The connection from the airport station to the new line was built by SA Diabolo in a Public Private Partnership. SA Diabolo will maintain and rent the infrastructure to Infrabel for 35 years. In 2045 it will sell to Infrabel for 1 Euro. The three platforms of the existing railway station were extended to allow Intercity trains. Just under 3 km of line runs with slab track through a combination of cut and cover double track and single bore tunnels going the 25N line in both directions with flyover junctions.

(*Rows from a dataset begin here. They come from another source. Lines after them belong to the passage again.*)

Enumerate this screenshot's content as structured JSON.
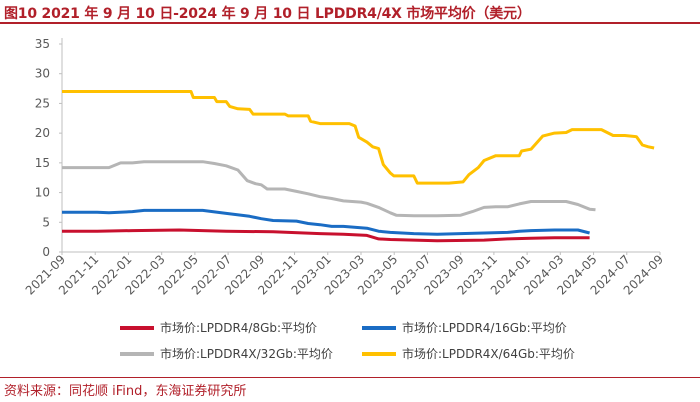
{
  "header": {
    "title": "图10  2021 年 9 月 10 日-2024 年 9 月 10 日 LPDDR4/4X 市场平均价（美元）"
  },
  "footer": {
    "source": "资料来源：同花顺 iFind，东海证券研究所"
  },
  "chart_data": {
    "type": "line",
    "title": "2021 年 9 月 10 日-2024 年 9 月 10 日 LPDDR4/4X 市场平均价（美元）",
    "ylim": [
      0,
      35
    ],
    "yticks": [
      0,
      5,
      10,
      15,
      20,
      25,
      30,
      35
    ],
    "x_start": "2021-09",
    "x_end": "2024-09",
    "xtick_labels": [
      "2021-09",
      "2021-11",
      "2022-01",
      "2022-03",
      "2022-05",
      "2022-07",
      "2022-09",
      "2022-11",
      "2023-01",
      "2023-03",
      "2023-05",
      "2023-07",
      "2023-09",
      "2023-11",
      "2024-01",
      "2024-03",
      "2024-05",
      "2024-07",
      "2024-09"
    ],
    "series": [
      {
        "name": "市场价:LPDDR4/8Gb:平均价",
        "color": "#c8102e",
        "points": [
          [
            0,
            3.5
          ],
          [
            3,
            3.5
          ],
          [
            6,
            3.6
          ],
          [
            10,
            3.7
          ],
          [
            12,
            3.6
          ],
          [
            14,
            3.5
          ],
          [
            18,
            3.4
          ],
          [
            22,
            3.1
          ],
          [
            24,
            3.0
          ],
          [
            26,
            2.8
          ],
          [
            27,
            2.2
          ],
          [
            28,
            2.1
          ],
          [
            30,
            2.0
          ],
          [
            32,
            1.9
          ],
          [
            36,
            2.0
          ],
          [
            38,
            2.2
          ],
          [
            40,
            2.3
          ],
          [
            42,
            2.4
          ],
          [
            45,
            2.4
          ]
        ]
      },
      {
        "name": "市场价:LPDDR4/16Gb:平均价",
        "color": "#1a6cc4",
        "points": [
          [
            0,
            6.7
          ],
          [
            3,
            6.7
          ],
          [
            4,
            6.6
          ],
          [
            6,
            6.8
          ],
          [
            7,
            7.0
          ],
          [
            12,
            7.0
          ],
          [
            14,
            6.5
          ],
          [
            16,
            6.0
          ],
          [
            17,
            5.6
          ],
          [
            18,
            5.3
          ],
          [
            20,
            5.2
          ],
          [
            21,
            4.8
          ],
          [
            22,
            4.6
          ],
          [
            23,
            4.3
          ],
          [
            24,
            4.3
          ],
          [
            26,
            4.0
          ],
          [
            27,
            3.5
          ],
          [
            28,
            3.3
          ],
          [
            30,
            3.1
          ],
          [
            32,
            3.0
          ],
          [
            34,
            3.1
          ],
          [
            36,
            3.2
          ],
          [
            38,
            3.3
          ],
          [
            39,
            3.5
          ],
          [
            40,
            3.6
          ],
          [
            42,
            3.7
          ],
          [
            44,
            3.7
          ],
          [
            45,
            3.2
          ]
        ]
      },
      {
        "name": "市场价:LPDDR4X/32Gb:平均价",
        "color": "#b5b5b5",
        "points": [
          [
            0,
            14.2
          ],
          [
            4,
            14.2
          ],
          [
            5,
            15.0
          ],
          [
            6,
            15.0
          ],
          [
            7,
            15.2
          ],
          [
            12,
            15.2
          ],
          [
            13,
            14.9
          ],
          [
            14,
            14.5
          ],
          [
            15,
            13.8
          ],
          [
            15.8,
            12.0
          ],
          [
            16.5,
            11.5
          ],
          [
            17,
            11.3
          ],
          [
            17.5,
            10.6
          ],
          [
            19,
            10.6
          ],
          [
            20,
            10.2
          ],
          [
            21,
            9.8
          ],
          [
            22,
            9.3
          ],
          [
            23,
            9.0
          ],
          [
            24,
            8.6
          ],
          [
            25.5,
            8.4
          ],
          [
            26,
            8.2
          ],
          [
            27,
            7.5
          ],
          [
            28,
            6.6
          ],
          [
            28.5,
            6.2
          ],
          [
            30,
            6.1
          ],
          [
            32,
            6.1
          ],
          [
            34,
            6.2
          ],
          [
            35,
            6.8
          ],
          [
            36,
            7.5
          ],
          [
            37,
            7.6
          ],
          [
            38,
            7.6
          ],
          [
            39,
            8.1
          ],
          [
            40,
            8.5
          ],
          [
            41,
            8.5
          ],
          [
            43,
            8.5
          ],
          [
            44,
            8.0
          ],
          [
            45,
            7.2
          ],
          [
            45.5,
            7.1
          ]
        ]
      },
      {
        "name": "市场价:LPDDR4X/64Gb:平均价",
        "color": "#ffc000",
        "points": [
          [
            0,
            27.0
          ],
          [
            6,
            27.0
          ],
          [
            10,
            27.0
          ],
          [
            11,
            27.0
          ],
          [
            11.2,
            26.0
          ],
          [
            13,
            26.0
          ],
          [
            13.2,
            25.3
          ],
          [
            14,
            25.3
          ],
          [
            14.3,
            24.5
          ],
          [
            15,
            24.1
          ],
          [
            16,
            24.0
          ],
          [
            16.3,
            23.2
          ],
          [
            19,
            23.2
          ],
          [
            19.3,
            22.9
          ],
          [
            20,
            22.9
          ],
          [
            21,
            22.9
          ],
          [
            21.2,
            22.0
          ],
          [
            22,
            21.6
          ],
          [
            24.5,
            21.6
          ],
          [
            25,
            21.2
          ],
          [
            25.3,
            19.3
          ],
          [
            26,
            18.5
          ],
          [
            26.5,
            17.7
          ],
          [
            27,
            17.4
          ],
          [
            27.4,
            14.7
          ],
          [
            28,
            13.3
          ],
          [
            28.3,
            12.8
          ],
          [
            30,
            12.8
          ],
          [
            30.3,
            11.6
          ],
          [
            32,
            11.6
          ],
          [
            33,
            11.6
          ],
          [
            34.2,
            11.8
          ],
          [
            34.7,
            13.0
          ],
          [
            35.5,
            14.2
          ],
          [
            36,
            15.4
          ],
          [
            37,
            16.2
          ],
          [
            39,
            16.2
          ],
          [
            39.2,
            17.0
          ],
          [
            40,
            17.3
          ],
          [
            41,
            19.5
          ],
          [
            42,
            20.0
          ],
          [
            43,
            20.1
          ],
          [
            43.5,
            20.6
          ],
          [
            44,
            20.6
          ],
          [
            46,
            20.6
          ],
          [
            47,
            19.6
          ],
          [
            48,
            19.6
          ],
          [
            49,
            19.4
          ],
          [
            49.5,
            18.0
          ],
          [
            50,
            17.7
          ],
          [
            50.5,
            17.5
          ]
        ]
      }
    ]
  }
}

The bridge span connecting it to the existing line at the northern end was placed in May 2009 and the tunnel into the airport at the southern end has been dug. The line was officially opened as planned on Friday, 8 June 2012 by King Albert. The first train from Mechelen to the airport ran on 10 June 2012 with a journey time of 8 minutes in place of the previously required 40 minutes. The completion of the Diabolo project and the Schuman-Josaphat tunnel are key infrastructure components needed for the rationalization of Brussels suburban rail services into the Brussels RER, whose inauguration is planned between 2015 and 2018.